Each year, millions of people vow to make a change.  Some may wish to end their habit of procrastination, others to improve a significant relationship, or still others may commit to combat a mental illness.  Whatever their goal, people often discover how challenging personal change can be.  At its core, clinical psychology facilitates such change through the scientific application of psychological principles.  The purpose of this course is to introduce you to various scientifically-validated modalities of individual psychotherapy, with an emphasis on how psychotherapies utilize psychological principles to produce change.  Over the course of the semester we also will explore special topics in the field of clinical psychology such as: human connection, empathy, emotion, ethics, psychological assessment, pharmacological treatments, and treatment evaluation.

Prerequisite: PSYC 24

PSYC 54.05

Consumer Neuroscience

In 21S, Remote with synchronous components in the D block, Kimberly Rose Clark
How do measures of the brain and body map onto a brand marketer's return on a research investment? This course focuses on the history and topics related to the nascent, yet burgeoning, cross-disciplinary field of consumer neuroscience and new technological advances in marketing related to neuromarketing. The course will provide a unique vantage on the multiple academic and applied histories of the field, its ethical ramifications, along with general perspectives focusing on current practices and potential future directions, including the implications of predicting mass consumer behavior from small test samples. Students will have the opportunity to engage with some of the most notable academic and practitioners in the field and will participate in a capstone project of original research applying theory and utilizing psycho physiological tools applied in real-world neuromarketing research.

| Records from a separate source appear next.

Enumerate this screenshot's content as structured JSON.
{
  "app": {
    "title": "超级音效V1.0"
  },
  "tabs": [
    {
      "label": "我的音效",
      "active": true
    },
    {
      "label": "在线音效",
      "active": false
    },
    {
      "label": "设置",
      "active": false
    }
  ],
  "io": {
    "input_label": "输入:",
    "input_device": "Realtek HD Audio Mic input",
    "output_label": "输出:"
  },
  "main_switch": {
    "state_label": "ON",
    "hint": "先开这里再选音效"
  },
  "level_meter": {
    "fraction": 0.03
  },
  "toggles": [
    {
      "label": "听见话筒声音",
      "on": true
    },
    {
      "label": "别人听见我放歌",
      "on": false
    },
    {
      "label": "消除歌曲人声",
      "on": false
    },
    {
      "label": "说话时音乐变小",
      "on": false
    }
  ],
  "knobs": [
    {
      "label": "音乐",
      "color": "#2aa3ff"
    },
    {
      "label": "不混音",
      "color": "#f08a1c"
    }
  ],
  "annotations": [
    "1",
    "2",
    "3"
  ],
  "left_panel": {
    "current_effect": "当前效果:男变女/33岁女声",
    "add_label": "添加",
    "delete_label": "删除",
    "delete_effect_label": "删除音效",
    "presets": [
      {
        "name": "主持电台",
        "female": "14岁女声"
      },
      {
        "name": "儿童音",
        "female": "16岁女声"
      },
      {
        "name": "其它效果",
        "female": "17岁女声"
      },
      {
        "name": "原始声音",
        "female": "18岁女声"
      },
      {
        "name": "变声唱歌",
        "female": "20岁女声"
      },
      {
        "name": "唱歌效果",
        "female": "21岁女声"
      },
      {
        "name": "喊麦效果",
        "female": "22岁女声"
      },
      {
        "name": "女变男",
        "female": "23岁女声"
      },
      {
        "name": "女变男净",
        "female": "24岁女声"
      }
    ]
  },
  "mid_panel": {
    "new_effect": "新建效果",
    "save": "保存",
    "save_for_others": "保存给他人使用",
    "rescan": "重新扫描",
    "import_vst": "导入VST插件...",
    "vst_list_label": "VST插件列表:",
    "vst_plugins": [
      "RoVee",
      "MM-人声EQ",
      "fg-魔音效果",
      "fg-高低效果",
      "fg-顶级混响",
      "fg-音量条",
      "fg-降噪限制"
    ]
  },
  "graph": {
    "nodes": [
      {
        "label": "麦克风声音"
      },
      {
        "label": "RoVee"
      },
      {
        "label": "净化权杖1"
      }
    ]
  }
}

Approved course for the Neuroscience major/minor.
Prerequisite: PSYC 1 and one of PSYC 21, PSYC 27, PSYC 28, or PSYC 38; or PSYC 6.

PSYC 54.06

Aging and Life Stories

The goal of the course is to learn about the biological, psychological, sociocultural, and clinical aspects of aging, and to appreciate the lived experience of older people.  Learning will occur in two ways: (1) traditional didactic activities, such as lectures, readings, discussions, and the like; and (2) regular meetings, over Zoom, with an elder in the community, to learn about his or her life. Although you will focus on the later years, you will also discuss those early and mid-life experiences which have influenced the individual's personality, life course, and adaptation to old age.

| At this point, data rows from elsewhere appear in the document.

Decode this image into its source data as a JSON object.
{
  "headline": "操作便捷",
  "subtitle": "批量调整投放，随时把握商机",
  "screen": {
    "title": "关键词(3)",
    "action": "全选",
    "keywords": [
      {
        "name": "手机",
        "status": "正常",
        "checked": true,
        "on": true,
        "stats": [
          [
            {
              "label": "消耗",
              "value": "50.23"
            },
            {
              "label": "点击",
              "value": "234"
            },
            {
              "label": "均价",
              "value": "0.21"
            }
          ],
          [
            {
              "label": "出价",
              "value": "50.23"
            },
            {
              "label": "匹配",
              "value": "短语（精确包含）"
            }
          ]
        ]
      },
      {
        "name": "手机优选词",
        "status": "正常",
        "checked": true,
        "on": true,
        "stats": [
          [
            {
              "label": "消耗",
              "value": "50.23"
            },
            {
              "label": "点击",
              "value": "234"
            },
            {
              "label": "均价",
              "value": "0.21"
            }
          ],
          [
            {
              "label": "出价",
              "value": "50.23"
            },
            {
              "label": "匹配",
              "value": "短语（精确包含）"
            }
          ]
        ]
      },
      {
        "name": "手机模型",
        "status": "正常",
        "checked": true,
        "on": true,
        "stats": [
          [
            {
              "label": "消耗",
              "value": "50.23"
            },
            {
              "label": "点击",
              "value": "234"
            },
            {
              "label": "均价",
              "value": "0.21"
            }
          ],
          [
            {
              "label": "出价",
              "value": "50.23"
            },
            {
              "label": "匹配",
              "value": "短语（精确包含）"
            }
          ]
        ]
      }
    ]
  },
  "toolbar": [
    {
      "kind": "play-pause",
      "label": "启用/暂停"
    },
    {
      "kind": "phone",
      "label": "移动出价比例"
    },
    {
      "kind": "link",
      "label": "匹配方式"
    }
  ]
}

Enrollment limited to 16 students.
Prerequisite: PSYC 1 or PSYC 6, or instructor permission.

PSYC 54.07

Clinical Science Practicum


William Hudenko
This course is designed to provide students with an experiential learning opportunity by applying knowledge and skills gained in the classroom to actual work settings while under both site and academic supervision.  Students who have an interest in clinical psychology will learn about the different facets of working in a social service, mental health, or other community setting while assessing their own skills and suitability for this kind of graduate work or employment experience.   Students will spend up to 10 hours/wk at their practicum site and will be mentored onsite.  Additional supervision will be provided by a clinical science faculty member during regularly scheduled class times and didactic instruction will be offered to complement and enhance work that is completed at practicum sites.

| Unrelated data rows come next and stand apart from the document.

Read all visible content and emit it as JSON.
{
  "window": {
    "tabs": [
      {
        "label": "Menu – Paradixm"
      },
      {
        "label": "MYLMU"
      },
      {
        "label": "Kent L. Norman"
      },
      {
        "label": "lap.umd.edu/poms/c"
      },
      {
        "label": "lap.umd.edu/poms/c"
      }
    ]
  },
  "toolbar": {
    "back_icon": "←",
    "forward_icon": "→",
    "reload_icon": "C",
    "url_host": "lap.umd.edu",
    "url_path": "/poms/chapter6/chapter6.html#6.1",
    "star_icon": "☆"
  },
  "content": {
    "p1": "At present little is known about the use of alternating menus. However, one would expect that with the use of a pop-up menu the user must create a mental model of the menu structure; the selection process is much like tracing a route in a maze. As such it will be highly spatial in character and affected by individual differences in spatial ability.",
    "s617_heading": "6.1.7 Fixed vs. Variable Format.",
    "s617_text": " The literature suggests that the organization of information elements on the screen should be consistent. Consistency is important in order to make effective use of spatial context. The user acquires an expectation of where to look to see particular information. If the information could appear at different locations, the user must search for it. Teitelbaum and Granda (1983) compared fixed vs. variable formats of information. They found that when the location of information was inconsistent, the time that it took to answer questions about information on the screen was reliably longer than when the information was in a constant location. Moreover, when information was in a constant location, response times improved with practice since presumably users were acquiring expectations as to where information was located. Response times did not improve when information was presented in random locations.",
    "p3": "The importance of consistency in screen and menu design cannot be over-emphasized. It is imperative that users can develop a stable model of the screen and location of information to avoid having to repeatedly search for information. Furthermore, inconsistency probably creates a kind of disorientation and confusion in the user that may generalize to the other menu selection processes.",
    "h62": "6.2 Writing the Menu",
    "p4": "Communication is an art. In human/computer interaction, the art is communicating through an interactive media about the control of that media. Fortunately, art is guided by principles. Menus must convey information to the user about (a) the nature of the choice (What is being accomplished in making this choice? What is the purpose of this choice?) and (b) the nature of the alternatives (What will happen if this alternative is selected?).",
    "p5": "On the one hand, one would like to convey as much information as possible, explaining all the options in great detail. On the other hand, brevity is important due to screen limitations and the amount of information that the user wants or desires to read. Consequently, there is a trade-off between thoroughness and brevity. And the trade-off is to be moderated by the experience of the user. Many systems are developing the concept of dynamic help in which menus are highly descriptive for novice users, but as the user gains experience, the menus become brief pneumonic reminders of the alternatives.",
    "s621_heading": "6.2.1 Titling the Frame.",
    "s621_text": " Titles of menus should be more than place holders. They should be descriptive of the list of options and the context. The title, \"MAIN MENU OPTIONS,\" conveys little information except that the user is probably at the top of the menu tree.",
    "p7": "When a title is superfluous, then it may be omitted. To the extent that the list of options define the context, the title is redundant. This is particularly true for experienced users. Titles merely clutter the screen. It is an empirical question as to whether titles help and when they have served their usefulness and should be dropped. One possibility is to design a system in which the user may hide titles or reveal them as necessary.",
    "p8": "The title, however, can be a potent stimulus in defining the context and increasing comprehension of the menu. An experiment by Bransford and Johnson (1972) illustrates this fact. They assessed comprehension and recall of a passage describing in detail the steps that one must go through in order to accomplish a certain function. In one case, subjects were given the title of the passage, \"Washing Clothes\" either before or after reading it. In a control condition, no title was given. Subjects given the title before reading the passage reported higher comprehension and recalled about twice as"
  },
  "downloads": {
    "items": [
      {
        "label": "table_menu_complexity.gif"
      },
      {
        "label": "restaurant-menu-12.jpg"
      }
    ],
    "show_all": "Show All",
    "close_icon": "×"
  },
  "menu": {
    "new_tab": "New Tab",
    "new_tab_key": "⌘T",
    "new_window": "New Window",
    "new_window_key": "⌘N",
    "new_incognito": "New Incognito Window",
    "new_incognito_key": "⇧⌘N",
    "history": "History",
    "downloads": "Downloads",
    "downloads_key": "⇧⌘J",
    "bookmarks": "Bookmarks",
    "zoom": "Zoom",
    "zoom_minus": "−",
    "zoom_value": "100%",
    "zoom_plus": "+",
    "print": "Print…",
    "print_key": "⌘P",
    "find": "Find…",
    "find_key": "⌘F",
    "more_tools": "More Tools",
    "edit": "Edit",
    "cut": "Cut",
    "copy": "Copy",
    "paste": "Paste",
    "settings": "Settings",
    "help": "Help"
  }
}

Enrollment limited to 15 students.
Prerequisite: PSYC 24 and instructor permission.

PSYC 54.08


In 21S, Remote with synchronous components in the J block, Melissa Herman
This course will survey the theory and research of leadership from a social psychological perspective, with an eye toward the policy implications of various leadership strategies.  Students are expected to do a substantial amount of reading and writing each week, actively participate in discussion during each class session, and complete a group research project.  At the conclusion of the course, students should be able to communicate what good leadership is, what good leaders do, who makes a good leader and why, and how leadership impacts organizational success.